Staff from the Division of Drinking Water held a webinar on completing section 8 of the electronic annual report, explaining rate-structure selection, unit-of-measure choices, the EAR auto-calculation to a per-600-cubic-foot standard, and assistance options and deadlines.

Staff from the Division of Drinking Water led a webinar to guide water-system reporters through section 8 of the electronic annual report (EAR), focusing on how to complete the rate table, choose the correct unit of measure and report charges, income and affordability.

Rachel Skaleman, the session’s subject-matter expert with the needs analysis unit, said the data help the agency implement Senate Bill 200’s reporting requirements: "Senate bill, 200 requires water systems to report information on their technical, managerial, and financial capacity," she said. Skaleman walked participants through common rate structures — flat rates, fixed base plus uniform usage, tiered variable usage, and hybrid variable base and usage models — and emphasized selecting the billing unit (for many systems, 100 cubic feet/HCF) so the EAR can standardize comparisons.

Rachel explained the EAR’s standardization step: the system uses submitted rate tables to auto-calculate a comparable cost per 600 cubic feet so officials can compare across systems; "600 cubic feet of water is, about, 4,488 gallons," she said. She also noted a field where users can provide an alternate amount when the auto-calculation does not reflect local billing practices.

Jonathan Swady of the EAR customer service team outlined assistance routes for systems needing help: portal guidance and FAQs, an EAR customer-service request form on the EAR portal, a 'contact us' link, and an email address. He reminded attendees that "the application deadline is due, March 1" for third-party technical-assistance applications and encouraged use of the form rather than email for fuller information.

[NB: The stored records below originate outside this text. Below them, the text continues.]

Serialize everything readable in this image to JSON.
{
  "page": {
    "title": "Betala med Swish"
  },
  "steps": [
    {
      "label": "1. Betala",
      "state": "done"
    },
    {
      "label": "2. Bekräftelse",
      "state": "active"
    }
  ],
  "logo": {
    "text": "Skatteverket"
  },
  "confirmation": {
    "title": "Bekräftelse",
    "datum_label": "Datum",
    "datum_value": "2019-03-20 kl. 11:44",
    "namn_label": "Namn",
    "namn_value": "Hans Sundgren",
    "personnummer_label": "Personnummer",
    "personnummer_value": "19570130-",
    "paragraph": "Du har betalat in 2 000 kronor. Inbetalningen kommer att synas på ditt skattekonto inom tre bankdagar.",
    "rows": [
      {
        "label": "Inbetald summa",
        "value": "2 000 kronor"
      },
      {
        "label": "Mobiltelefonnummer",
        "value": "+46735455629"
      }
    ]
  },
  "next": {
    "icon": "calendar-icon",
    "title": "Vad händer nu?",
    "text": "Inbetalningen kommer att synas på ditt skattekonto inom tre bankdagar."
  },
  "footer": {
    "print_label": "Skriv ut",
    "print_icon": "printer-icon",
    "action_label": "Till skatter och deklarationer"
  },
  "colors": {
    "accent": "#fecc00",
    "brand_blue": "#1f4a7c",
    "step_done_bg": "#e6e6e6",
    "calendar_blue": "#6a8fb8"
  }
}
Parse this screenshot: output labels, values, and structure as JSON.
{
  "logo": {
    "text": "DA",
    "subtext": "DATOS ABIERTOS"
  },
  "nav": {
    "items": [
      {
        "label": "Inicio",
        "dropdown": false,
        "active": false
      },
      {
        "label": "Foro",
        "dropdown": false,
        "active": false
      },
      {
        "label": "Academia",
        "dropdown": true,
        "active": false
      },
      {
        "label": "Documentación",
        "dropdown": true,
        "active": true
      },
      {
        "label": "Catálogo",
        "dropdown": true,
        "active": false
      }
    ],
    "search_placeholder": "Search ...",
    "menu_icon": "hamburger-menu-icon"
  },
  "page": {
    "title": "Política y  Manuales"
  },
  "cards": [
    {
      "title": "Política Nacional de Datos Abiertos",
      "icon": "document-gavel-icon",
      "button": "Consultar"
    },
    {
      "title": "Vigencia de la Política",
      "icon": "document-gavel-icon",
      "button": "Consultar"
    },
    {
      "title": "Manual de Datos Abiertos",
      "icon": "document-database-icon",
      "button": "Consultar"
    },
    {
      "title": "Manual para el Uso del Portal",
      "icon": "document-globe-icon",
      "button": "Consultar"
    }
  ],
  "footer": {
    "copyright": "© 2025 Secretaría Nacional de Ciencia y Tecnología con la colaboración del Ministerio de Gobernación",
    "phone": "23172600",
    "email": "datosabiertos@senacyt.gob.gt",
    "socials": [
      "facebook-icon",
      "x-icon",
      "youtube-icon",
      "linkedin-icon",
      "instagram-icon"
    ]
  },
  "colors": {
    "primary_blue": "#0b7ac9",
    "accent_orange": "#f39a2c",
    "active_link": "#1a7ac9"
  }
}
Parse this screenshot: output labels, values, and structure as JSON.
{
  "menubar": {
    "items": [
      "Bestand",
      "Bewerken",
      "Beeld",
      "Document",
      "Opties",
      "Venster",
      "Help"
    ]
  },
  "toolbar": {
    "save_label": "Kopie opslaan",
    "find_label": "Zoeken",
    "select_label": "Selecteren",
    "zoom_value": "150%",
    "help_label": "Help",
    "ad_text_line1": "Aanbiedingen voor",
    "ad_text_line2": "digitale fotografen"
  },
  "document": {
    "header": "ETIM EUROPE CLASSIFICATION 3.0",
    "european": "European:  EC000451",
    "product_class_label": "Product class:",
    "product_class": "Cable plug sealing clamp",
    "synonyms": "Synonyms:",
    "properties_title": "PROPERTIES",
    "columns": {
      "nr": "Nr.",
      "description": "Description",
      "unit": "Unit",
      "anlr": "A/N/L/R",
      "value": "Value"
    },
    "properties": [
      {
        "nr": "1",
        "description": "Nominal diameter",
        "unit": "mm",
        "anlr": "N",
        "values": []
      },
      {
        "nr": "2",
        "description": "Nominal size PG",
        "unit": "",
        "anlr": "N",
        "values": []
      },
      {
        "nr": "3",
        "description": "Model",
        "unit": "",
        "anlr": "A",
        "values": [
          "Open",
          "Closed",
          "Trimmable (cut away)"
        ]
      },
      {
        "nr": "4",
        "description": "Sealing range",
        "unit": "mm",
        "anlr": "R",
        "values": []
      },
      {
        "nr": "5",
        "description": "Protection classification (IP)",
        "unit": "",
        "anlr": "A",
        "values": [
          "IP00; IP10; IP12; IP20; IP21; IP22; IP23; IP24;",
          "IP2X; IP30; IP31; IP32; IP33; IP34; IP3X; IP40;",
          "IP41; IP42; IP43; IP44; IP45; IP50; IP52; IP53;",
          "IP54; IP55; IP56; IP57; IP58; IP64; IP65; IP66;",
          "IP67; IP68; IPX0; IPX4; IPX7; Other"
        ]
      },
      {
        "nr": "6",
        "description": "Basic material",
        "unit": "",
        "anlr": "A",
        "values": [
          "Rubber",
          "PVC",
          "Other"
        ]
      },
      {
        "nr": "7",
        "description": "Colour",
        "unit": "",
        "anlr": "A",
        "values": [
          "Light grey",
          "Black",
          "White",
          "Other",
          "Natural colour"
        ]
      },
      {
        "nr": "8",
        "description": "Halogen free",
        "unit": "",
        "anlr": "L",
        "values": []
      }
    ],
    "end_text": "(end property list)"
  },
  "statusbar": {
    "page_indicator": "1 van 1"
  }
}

Wendy Killu, the team’s logistics lead, reiterated calendar dates: third-party assistance applications are due March 1 and EAR submissions are due April 1, and she announced the next brown-bag training the following Thursday at 10:00.

During a question-and-answer segment, attendees raised practical reporting scenarios. James Woody described mutual water-company assessments billed by property share rather than consumption; Rachel said the situation can be "dicey" for section 8 mapping and offered to follow up offline to determine whether to record such assessments in section 8a, 8b or another location in the EAR. When asked whether systems that do not charge tenants should still report, Skaleman said those systems generally proceed to section 8b to enter income and expenditures only. For midyear rate changes, she advised reporters to use the rate in place for the majority of the reporting year and to record rate-change details and supporting documents where prompted.

The webinar closed with a reminder to use the EAR portal’s help resources, to submit questions via the portal form when possible, and to register for upcoming training sessions. Organizers provided the customer-service email shown during the session for follow-up (dw-er@waterboards.ca.gov).

The Division of Drinking Water said staff are available to review specific rate tables offline and encouraged systems to submit questions early to meet assistance deadlines.